Even before the nearby commercial office neighborhood known as Hudson Square blossomed into a popular destination for tenants or a pocket of blocks just east of 550 Washington Street was recently rezoned to allow residential development, owners and developers have for years quietly come to the building in the hopes of trying their hand at unlocking its tantalizing possibility.

“Everybody has looked at it,” said one prominent owner who has invested in buildings in the neighborhood.

“There are literally 25 iterations of what this building could be—it’s a blank canvas,” a person with direct knowledge of the property said, describing a dizzying array of development possibilities that included everything from new office space to hotel, residential and retail development or a combination of all of the above.

Once a terminal where goods could be carted to and from Manhattan’s waterfront by rail, 550 Washington Street was converted for use as an office building decades ago and has been owned since the 1960s by a man named Eugene Grant.
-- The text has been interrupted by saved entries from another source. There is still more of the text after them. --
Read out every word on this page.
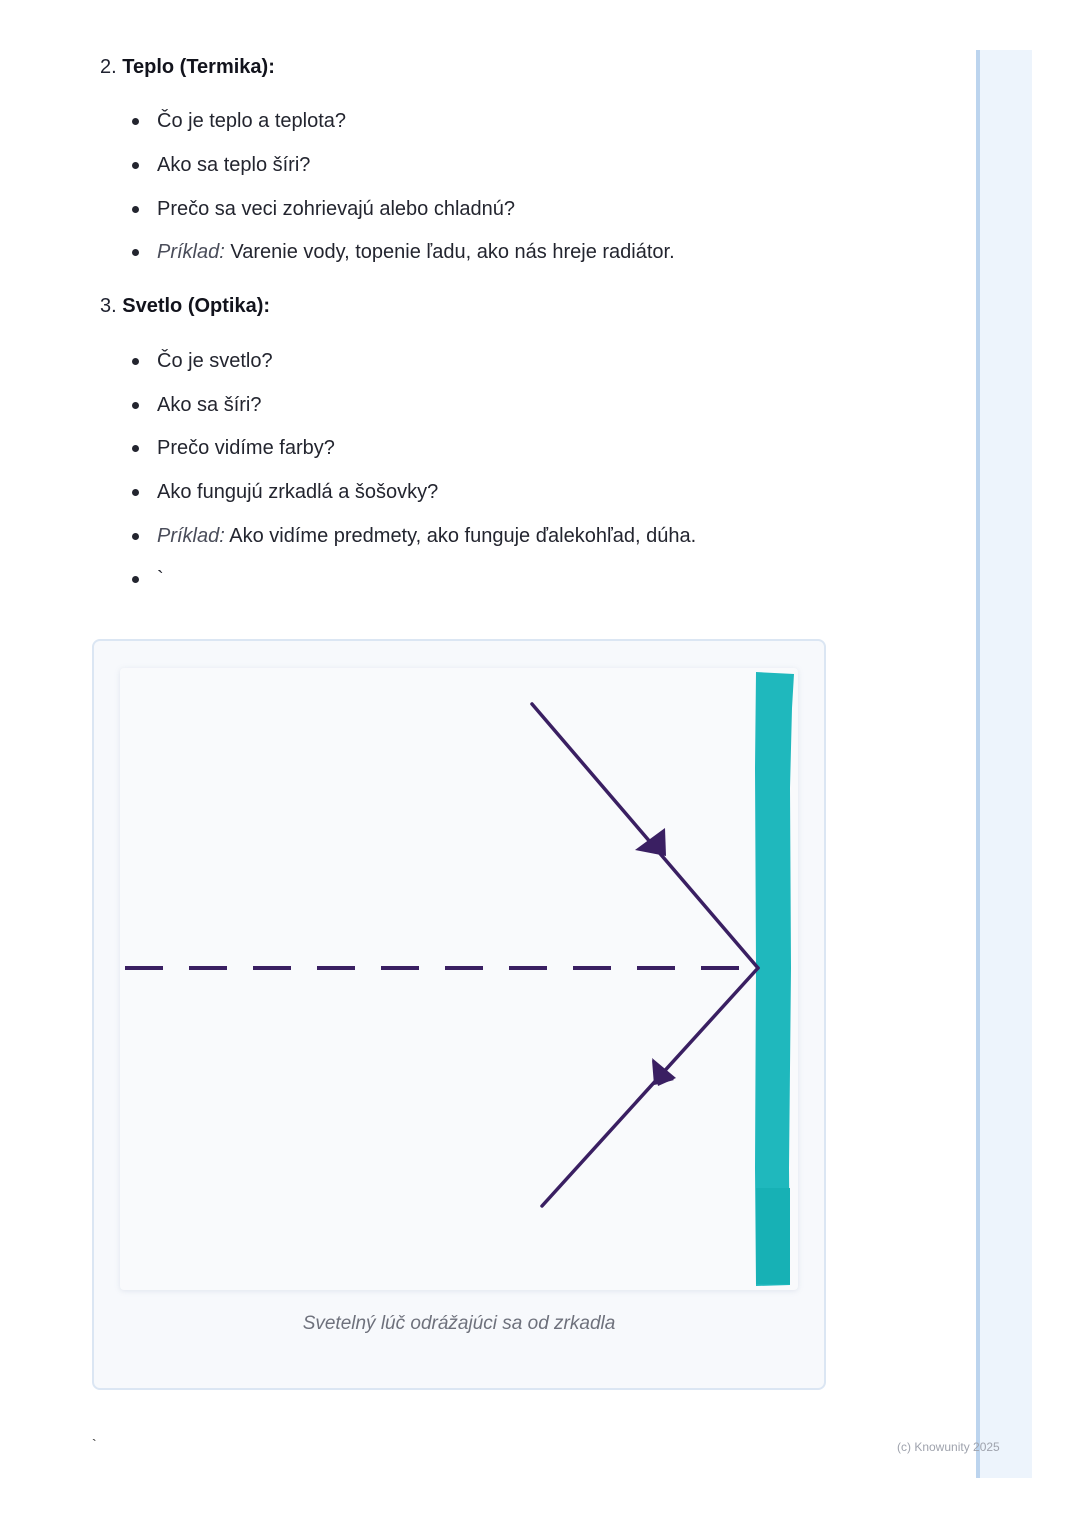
2. Teplo (Termika):
Čo je teplo a teplota?
Ako sa teplo šíri?
Prečo sa veci zohrievajú alebo chladnú?
Príklad: Varenie vody, topenie ľadu, ako nás hreje radiátor.
3. Svetlo (Optika):
Čo je svetlo?
Ako sa šíri?
Prečo vidíme farby?
Ako fungujú zrkadlá a šošovky?
Príklad: Ako vidíme predmety, ako funguje ďalekohľad, dúha.
`
Svetelný lúč odrážajúci sa od zrkadla
`	(c) Knowunity 2025
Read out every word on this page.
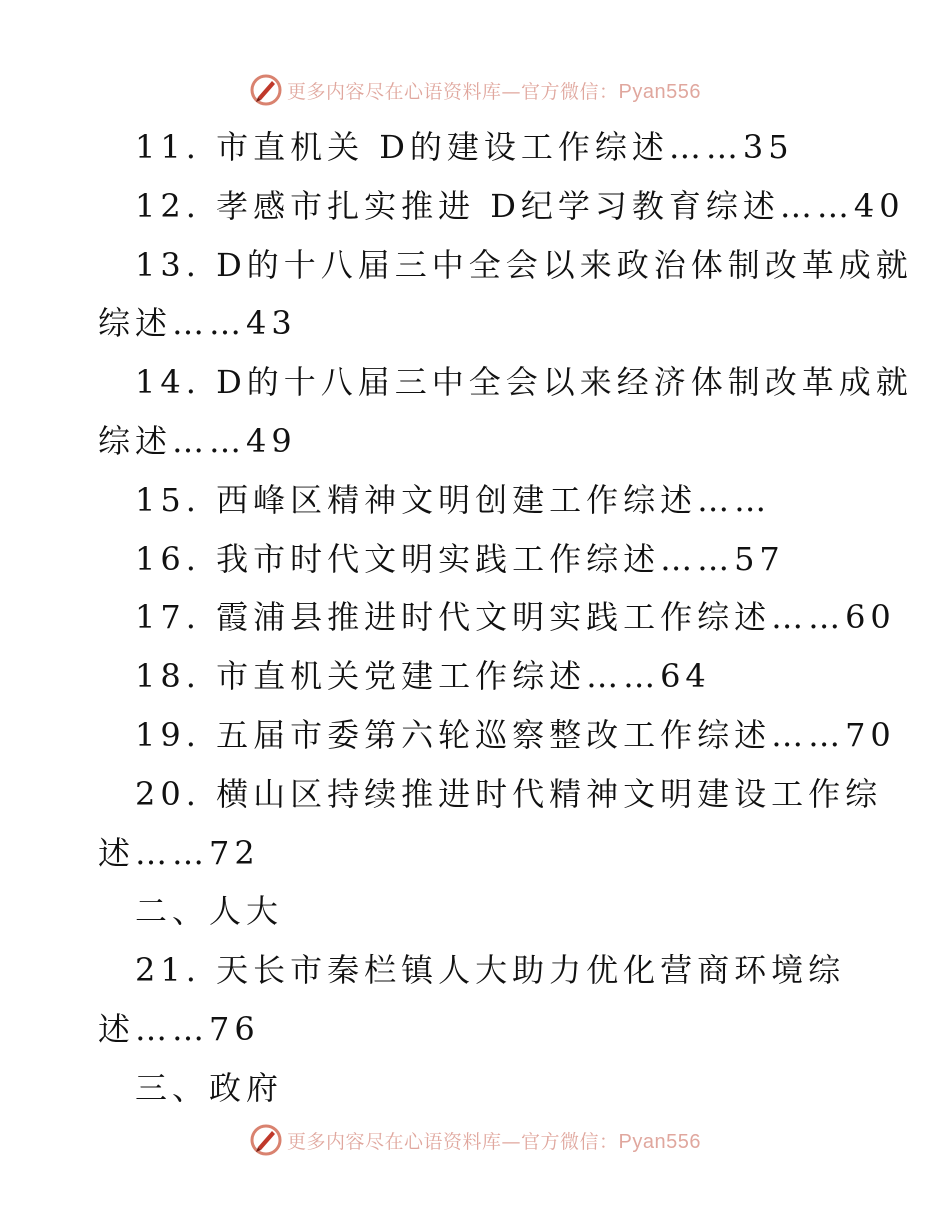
更多内容尽在心语资料库—官方微信：Pyan556
11. 市直机关 D的建设工作综述……35
12. 孝感市扎实推进 D纪学习教育综述……40
13. D的十八届三中全会以来政治体制改革成就
综述……43
14. D的十八届三中全会以来经济体制改革成就
综述……49
15. 西峰区精神文明创建工作综述……
16. 我市时代文明实践工作综述……57
17. 霞浦县推进时代文明实践工作综述……60
18. 市直机关党建工作综述……64
19. 五届市委第六轮巡察整改工作综述……70
20. 横山区持续推进时代精神文明建设工作综
述……72
二、人大
21. 天长市秦栏镇人大助力优化营商环境综
述……76
三、政府
更多内容尽在心语资料库—官方微信：Pyan556
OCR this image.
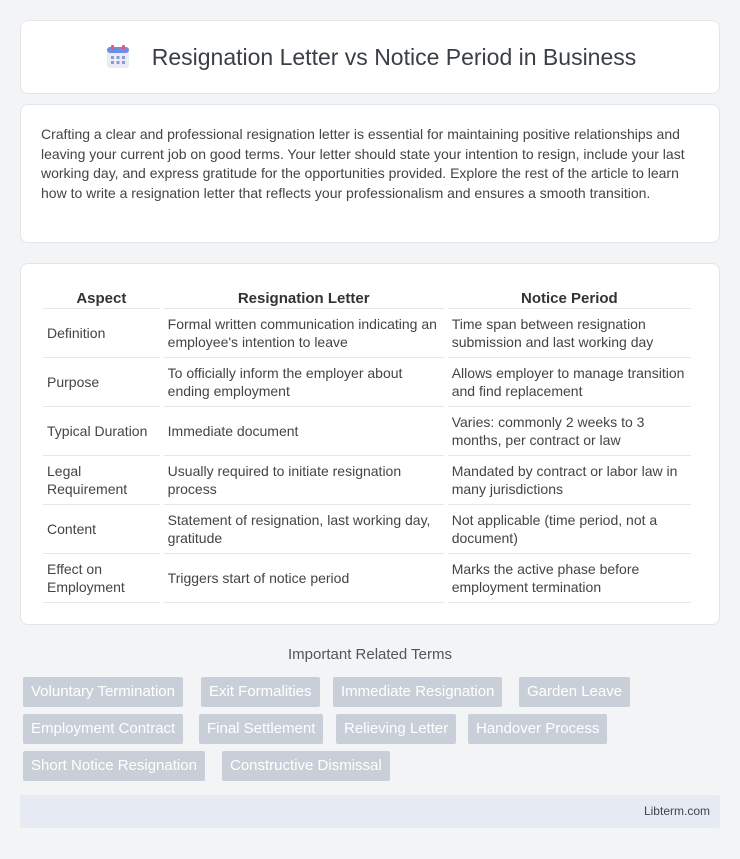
Resignation Letter vs Notice Period in Business

Crafting a clear and professional resignation letter is essential for maintaining positive relationships and leaving your current job on good terms. Your letter should state your intention to resign, include your last working day, and express gratitude for the opportunities provided. Explore the rest of the article to learn how to write a resignation letter that reflects your professionalism and ensures a smooth transition.

Aspect	Resignation Letter	Notice Period
Definition	Formal written communication indicating an employee's intention to leave	Time span between resignation submission and last working day
Purpose	To officially inform the employer about ending employment	Allows employer to manage transition and find replacement
Typical Duration	Immediate document	Varies: commonly 2 weeks to 3 months, per contract or law
Legal Requirement	Usually required to initiate resignation process	Mandated by contract or labor law in many jurisdictions
Content	Statement of resignation, last working day, gratitude	Not applicable (time period, not a document)
Effect on Employment	Triggers start of notice period	Marks the active phase before employment termination
Important Related Terms
Voluntary Termination	Exit Formalities	Immediate Resignation	Garden Leave
Employment Contract	Final Settlement	Relieving Letter	Handover Process
Short Notice Resignation	Constructive Dismissal
Libterm.com
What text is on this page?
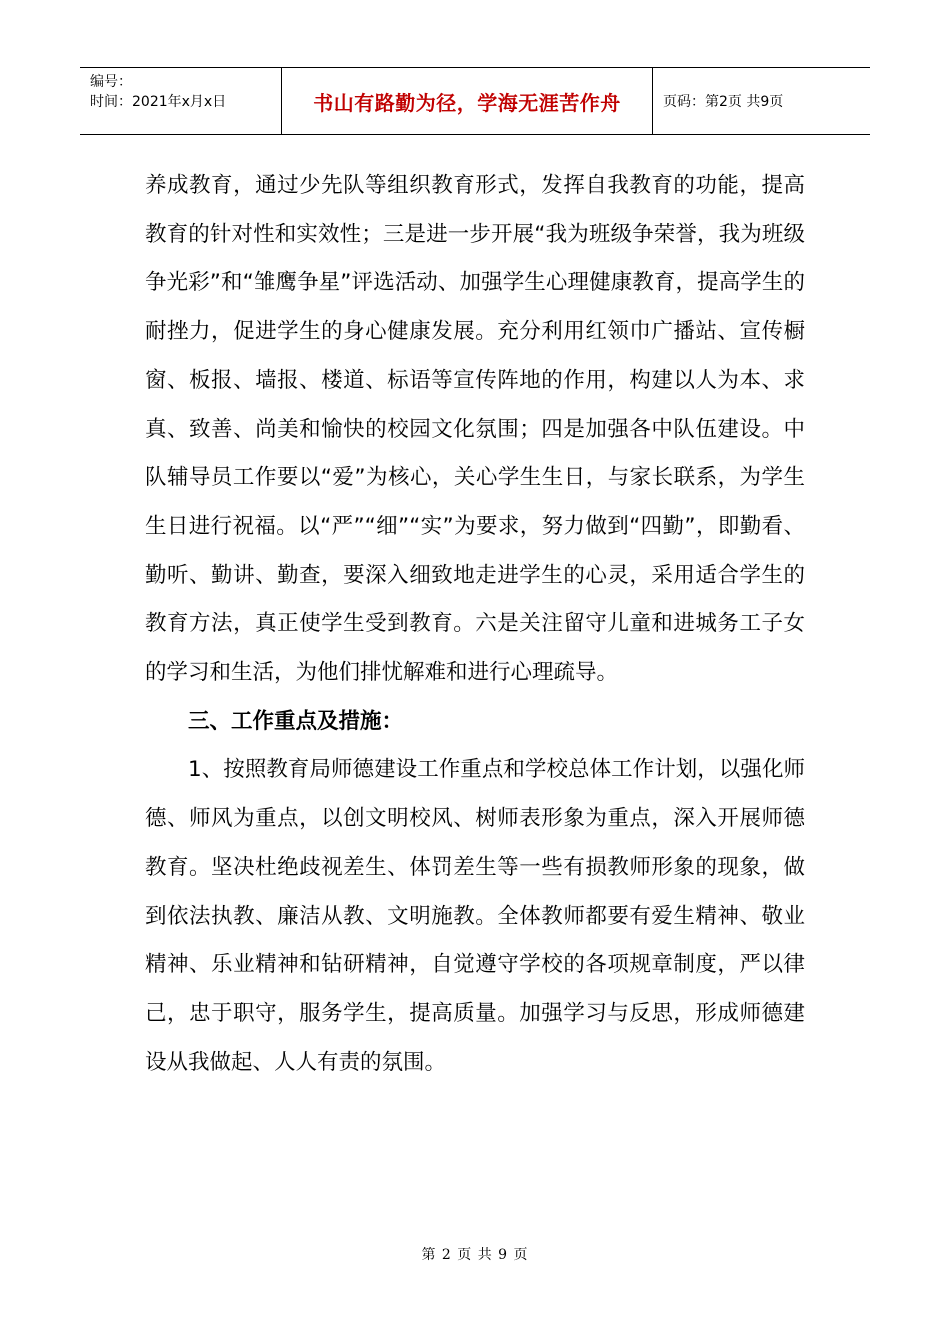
编号：
时间：2021年x月x日	书山有路勤为径，学海无涯苦作舟	页码：第2页 共9页

养成教育，通过少先队等组织教育形式，发挥自我教育的功能，提高教育的针对性和实效性；三是进一步开展“我为班级争荣誉，我为班级争光彩”和“雏鹰争星”评选活动、加强学生心理健康教育，提高学生的耐挫力，促进学生的身心健康发展。充分利用红领巾广播站、宣传橱窗、板报、墙报、楼道、标语等宣传阵地的作用，构建以人为本、求真、致善、尚美和愉快的校园文化氛围；四是加强各中队伍建设。中队辅导员工作要以“爱”为核心，关心学生生日，与家长联系，为学生生日进行祝福。以“严”“细”“实”为要求，努力做到“四勤”，即勤看、勤听、勤讲、勤查，要深入细致地走进学生的心灵，采用适合学生的教育方法，真正使学生受到教育。六是关注留守儿童和进城务工子女的学习和生活，为他们排忧解难和进行心理疏导。

三、工作重点及措施：

1、按照教育局师德建设工作重点和学校总体工作计划，以强化师德、师风为重点，以创文明校风、树师表形象为重点，深入开展师德教育。坚决杜绝歧视差生、体罚差生等一些有损教师形象的现象，做到依法执教、廉洁从教、文明施教。全体教师都要有爱生精神、敬业精神、乐业精神和钻研精神，自觉遵守学校的各项规章制度，严以律己，忠于职守，服务学生，提高质量。加强学习与反思，形成师德建设从我做起、人人有责的氛围。

第 2 页 共 9 页
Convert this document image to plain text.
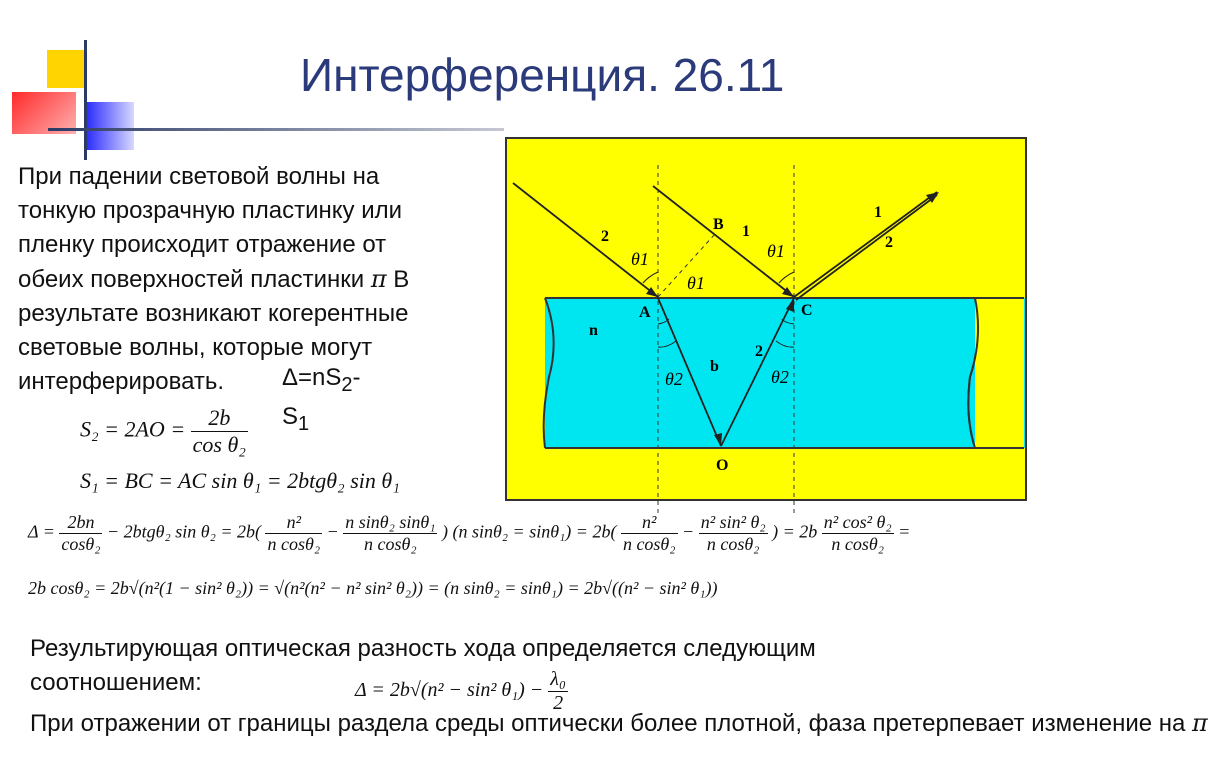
Интерференция. 26.11
При падении световой волны на
тонкую прозрачную пластинку или
пленку происходит отражение от
обеих поверхностей пластинки π В
результате возникают когерентные
световые волны, которые могут
интерферировать.	$\Delta=nS_2-$
$S_1$
$S_2 = 2AO = \frac{2b}{\text{cos θ₂}}$
S₁ = BC = AC sin θ₁ = 2btgθ₂ sin θ₁
2
B 1
θ1
θ1
θ1
1
2
A	C
n
b
θ2	θ2
2
O
$\Delta = \frac{2bn}{\text{cosθ₂}} - 2btg\theta_2$ $\sin \theta_2 = 2b( \frac{\text{n²}}{\text{n cosθ₂}} - \frac{\text{n sinθ₂ sinθ₁}}{\text{n cosθ₂}}$ ) (n $\sin\theta_2 = \sin\theta_1) = 2b( \frac{\text{n²}}{\text{n cosθ₂}} - \frac{\text{n² sin² θ₂}}{\text{n cosθ₂}}$ ) = $2b \frac{\text{n² cos² θ₂}}{\text{n cosθ₂}}$ =
2b cosθ₂ = 2b√(n²(1 − sin² θ₂)) = √(n²(n² − n² sin² θ₂)) = (n sinθ₂ = sinθ₁) = 2b√((n² − sin² θ₁))
Результирующая оптическая разность хода определяется следующим
соотношением:	Δ = 2b√(n² − sin² $\theta_1) - \frac{\text{λ₀}}{2}$
При отражении от границы раздела среды оптически более плотной, фаза претерпевает изменение на π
Those who have looked at the property insist that Mr. Grant, who is now in his 90s, fully grasps the property’s potential and has cultivated its legend. He welcomes, even encourages, suitors and has engaged many in negotiations.

Though Mr. Grant enjoys a sterling reputation in the real estate business as a gentleman and one of the last living members of an often-revered generation that included icons like Harry Helmsley, those who have dealt with Mr. Grant in such talks have come away feeling led along. Discussions on 550 Washington Street, these people say, follow a formulaic path that inevitably ends with Mr. Grant politely retreating.

“It’s the perpetual Gene Grant dance,” one investment sales broker who knows Mr. Grant said.

The Commercial Observer spoke with more than a dozen sources who either know or have worked with Mr. Grant, but in spite of his intractability on the property, none wanted to openly criticize him, for fear of offending him, and Mr. Grant himself declined to comment for this story.